Figure 10 summarizes the results. Each column refers to a different set of lines: Fe I 630.15 nm (left), Fe I 630.25 nm (middle), and the two lines simultaneously considered (i.e., ME inversion; right). The labels on the ordinates are self-explanatory, while the abscissae give the values of the corresponding quantities at $\log\tau=-1$.

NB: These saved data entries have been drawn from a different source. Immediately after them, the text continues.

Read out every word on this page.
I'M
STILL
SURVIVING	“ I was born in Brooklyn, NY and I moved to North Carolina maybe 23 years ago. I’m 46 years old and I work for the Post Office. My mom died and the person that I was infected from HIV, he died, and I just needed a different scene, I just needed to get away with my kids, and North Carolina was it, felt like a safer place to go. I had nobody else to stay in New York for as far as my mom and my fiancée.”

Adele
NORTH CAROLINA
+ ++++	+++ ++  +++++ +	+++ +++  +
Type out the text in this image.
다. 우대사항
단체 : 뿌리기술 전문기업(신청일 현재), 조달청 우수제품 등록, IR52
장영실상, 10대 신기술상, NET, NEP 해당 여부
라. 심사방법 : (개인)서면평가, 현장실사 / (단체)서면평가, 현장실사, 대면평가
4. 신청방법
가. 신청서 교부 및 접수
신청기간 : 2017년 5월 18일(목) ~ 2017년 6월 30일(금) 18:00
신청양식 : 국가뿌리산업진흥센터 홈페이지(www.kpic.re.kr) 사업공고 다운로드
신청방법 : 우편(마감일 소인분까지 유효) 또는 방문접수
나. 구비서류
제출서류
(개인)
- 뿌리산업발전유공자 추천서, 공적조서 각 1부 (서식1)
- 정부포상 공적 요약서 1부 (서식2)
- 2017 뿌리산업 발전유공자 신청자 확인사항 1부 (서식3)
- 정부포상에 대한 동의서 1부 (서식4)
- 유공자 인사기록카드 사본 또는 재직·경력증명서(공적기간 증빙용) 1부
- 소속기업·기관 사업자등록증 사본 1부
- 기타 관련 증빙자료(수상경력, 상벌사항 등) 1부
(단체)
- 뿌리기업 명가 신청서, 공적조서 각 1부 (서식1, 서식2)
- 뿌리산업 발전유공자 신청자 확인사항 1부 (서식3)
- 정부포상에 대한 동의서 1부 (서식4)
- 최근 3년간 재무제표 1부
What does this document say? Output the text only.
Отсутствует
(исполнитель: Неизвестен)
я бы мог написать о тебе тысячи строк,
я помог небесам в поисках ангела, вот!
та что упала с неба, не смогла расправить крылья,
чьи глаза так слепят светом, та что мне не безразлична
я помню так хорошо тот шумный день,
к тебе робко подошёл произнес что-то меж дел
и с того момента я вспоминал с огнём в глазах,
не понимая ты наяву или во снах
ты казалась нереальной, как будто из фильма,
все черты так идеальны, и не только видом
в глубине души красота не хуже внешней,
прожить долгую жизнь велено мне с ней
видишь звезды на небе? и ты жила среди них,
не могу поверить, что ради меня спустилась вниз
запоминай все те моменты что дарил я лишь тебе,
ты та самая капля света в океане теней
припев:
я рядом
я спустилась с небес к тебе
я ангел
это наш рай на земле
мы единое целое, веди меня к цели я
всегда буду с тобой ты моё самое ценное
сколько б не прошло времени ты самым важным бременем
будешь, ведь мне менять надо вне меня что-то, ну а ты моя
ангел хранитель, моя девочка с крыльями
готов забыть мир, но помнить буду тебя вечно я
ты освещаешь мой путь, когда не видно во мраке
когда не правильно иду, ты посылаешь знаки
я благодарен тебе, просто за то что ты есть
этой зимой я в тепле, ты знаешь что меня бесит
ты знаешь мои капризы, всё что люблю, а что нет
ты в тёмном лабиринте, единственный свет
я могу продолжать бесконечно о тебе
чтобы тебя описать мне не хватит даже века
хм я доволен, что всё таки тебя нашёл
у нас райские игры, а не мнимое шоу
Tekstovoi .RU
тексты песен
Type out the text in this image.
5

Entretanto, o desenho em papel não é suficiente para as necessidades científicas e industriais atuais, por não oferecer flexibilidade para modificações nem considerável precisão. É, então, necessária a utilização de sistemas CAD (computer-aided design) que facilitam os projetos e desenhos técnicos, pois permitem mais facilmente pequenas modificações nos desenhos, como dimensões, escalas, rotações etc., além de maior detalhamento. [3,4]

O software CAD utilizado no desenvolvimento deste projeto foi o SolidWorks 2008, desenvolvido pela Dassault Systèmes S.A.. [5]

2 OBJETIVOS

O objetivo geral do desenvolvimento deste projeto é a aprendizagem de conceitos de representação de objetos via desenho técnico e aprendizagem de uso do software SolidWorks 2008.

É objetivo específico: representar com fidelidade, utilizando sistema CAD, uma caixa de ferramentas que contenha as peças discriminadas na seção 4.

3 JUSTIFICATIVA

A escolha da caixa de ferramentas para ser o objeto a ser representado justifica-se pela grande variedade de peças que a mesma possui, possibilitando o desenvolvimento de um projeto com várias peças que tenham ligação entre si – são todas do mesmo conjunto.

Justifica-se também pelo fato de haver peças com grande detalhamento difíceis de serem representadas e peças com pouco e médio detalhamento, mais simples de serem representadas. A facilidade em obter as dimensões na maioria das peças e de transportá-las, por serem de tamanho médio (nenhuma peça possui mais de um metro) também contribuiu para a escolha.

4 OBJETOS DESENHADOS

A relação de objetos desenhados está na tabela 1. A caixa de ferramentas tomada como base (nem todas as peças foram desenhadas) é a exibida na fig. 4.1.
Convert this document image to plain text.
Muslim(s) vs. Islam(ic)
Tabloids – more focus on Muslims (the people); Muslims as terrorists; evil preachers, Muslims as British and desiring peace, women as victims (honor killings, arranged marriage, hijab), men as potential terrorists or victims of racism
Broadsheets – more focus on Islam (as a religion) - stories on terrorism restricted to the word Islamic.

The less accurate method turns our to be the weak-field approximation: the inferred magnetic inclinations show larger rms fluctuations than the ME ones, and the longitudinal component of the field displays a clear saturation for fields stronger than 1000-1100 G when calculated with the line at 630.25 nm. For Bz values above 1 kG, the weak field inferences resulting from the 630.15 nm line seem to be closer to the MHD values at $\log\tau=-1$than the ME ones. Nevertheless, they present a larger scatter. The center-of-gravity method looks very robust and, indeed, it presents less scatter than ME inversions for the longitudinal field component and the LOS velocity (only the results from the 630.15 nm line are shown; the results for 630.15 nm are very similar). The good performance of the center-of-gravity method was noticed earlier by Cauzzi et al. (1993) and Uitenbroek (2003). Unfortunately, this technique does not provide information about the field inclination. The LOS velocities resulting from the tachometer are fairly comparable to those of the ME inversion. The scatter is similar in both cases.

In summary, the ME inversion seems to be the more complete and accurate technique, although none of the others can be discarded. In particular, a combination of the center-of-gravity technique for calculating Bz and  $v_{\rm LOS}$ along with the weak field approximation for the magnetic inclination may represent a suitable alternative which is much less expensive in terms of computing resources. It is important to note, however, that the results of our study are only valid when the magnetic field is spatially resolved. Further investigation is needed to check the applicability of these techniques when the field is unresolved. This additional investigation is important in view of the theoretical deviations predicted by Landi Degl'Innocenti & Landolfi (2004).